10- Türkiye’nin bugünkü uluslararası şeffaflık, temizlik ve ahlak notu çok düşüktür. Bu not, 10 üzerinden en az 7’ye ve birkaç sene içinde 8’e, 9’a çıkartılmadıkça ülke krizlerden, sarsıntılardan kurtulmaz.

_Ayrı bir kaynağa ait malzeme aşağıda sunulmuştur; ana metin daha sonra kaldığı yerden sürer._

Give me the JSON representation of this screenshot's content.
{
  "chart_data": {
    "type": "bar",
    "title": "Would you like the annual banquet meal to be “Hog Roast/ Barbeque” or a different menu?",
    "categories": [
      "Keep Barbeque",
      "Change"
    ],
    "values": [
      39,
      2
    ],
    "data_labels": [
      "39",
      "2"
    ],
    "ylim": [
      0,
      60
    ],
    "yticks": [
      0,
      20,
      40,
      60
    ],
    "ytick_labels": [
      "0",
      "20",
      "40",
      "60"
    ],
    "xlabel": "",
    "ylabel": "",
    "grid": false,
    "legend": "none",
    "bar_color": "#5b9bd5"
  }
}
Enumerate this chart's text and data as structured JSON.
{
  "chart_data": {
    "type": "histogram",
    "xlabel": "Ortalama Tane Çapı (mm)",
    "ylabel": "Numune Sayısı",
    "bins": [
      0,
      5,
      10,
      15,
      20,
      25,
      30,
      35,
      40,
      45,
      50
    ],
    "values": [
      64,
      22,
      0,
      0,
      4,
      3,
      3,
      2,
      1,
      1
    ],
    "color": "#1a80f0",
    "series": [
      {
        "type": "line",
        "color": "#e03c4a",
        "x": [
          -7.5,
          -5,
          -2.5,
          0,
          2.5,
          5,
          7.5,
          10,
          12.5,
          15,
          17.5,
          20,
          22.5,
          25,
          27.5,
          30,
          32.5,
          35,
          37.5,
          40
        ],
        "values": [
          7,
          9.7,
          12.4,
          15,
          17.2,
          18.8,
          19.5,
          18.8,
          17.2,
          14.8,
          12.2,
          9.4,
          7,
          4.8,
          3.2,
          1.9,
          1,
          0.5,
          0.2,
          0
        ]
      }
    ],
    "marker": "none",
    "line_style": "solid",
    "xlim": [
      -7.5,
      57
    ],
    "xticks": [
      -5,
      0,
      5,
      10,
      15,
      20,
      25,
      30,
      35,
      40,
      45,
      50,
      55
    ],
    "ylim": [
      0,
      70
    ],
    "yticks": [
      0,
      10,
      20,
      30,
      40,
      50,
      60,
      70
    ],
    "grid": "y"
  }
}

11- Ülkenin önündeki en büyük tehdit, beklenen büyük İstanbul depremidir. Bu konuda gereken tedbirler alınmamıştır. Aksine İstanbul aşırı şekilde büyütülmüştür. Böyle bir deprem Türkiye’nin sonu olabilir. İstanbul’un nüfusu otuz milyonu geçmiştir. Seksen milyonluk geniş bir ülkenin böyle dev bir şehirle dengesini koruması mümkün değildir.
12- Türkiye’nin kültür seviyesi, nâdir istisnalar dışında düşmekte, gerilemektedir. Bu mâkûs gidiş mutlaka önlenmelidir. Bu konuda uzman, ehliyetli, liyakatli kişilerden raporlar alınmalı, işe yarar plan ve projeler hazırlanmalı ve somut neticelere ulaştıracak çareler ve çözümler en kısa zamanda hayata geçirilmelidir.
13- Yakın tarihlerde dünyanın sayılı tahıl ambarlarından biri olan ülkemiz, şu anda her yıl dışarıdan üç milyon küsur ton kalitesiz buğday ithal etmek zorundadır. Türkiye ekmeklik buğdayını kendisi üretmezse, hiçbir zaman güvende olamaz.
14- Türkiye’nin, bugünkü hukuk sistemi (daha doğrusu sistemsizliği) ve hal-i hazırdaki yargı kurumu ile düze çıkabileceğini iddia etmek ucuz bir edebiyattan öteye geçemez. Hukuk ve yargı elbiselerimiz millî yapımıza, vücudumuza uygun değildir. Anayasa çağdışı askerî bir anayasadır, Medenî Kanun aileyi, Ceza Kanunu toplumu yıkmaktadır. Milli, yerli bir hukuka geçmedikçe ve yargı ıslah edilmedikçe adalet sağlanamaz, adalet olmayınca da krizler ve fesatlar bitmez ve ülke kurtulup yücelmez.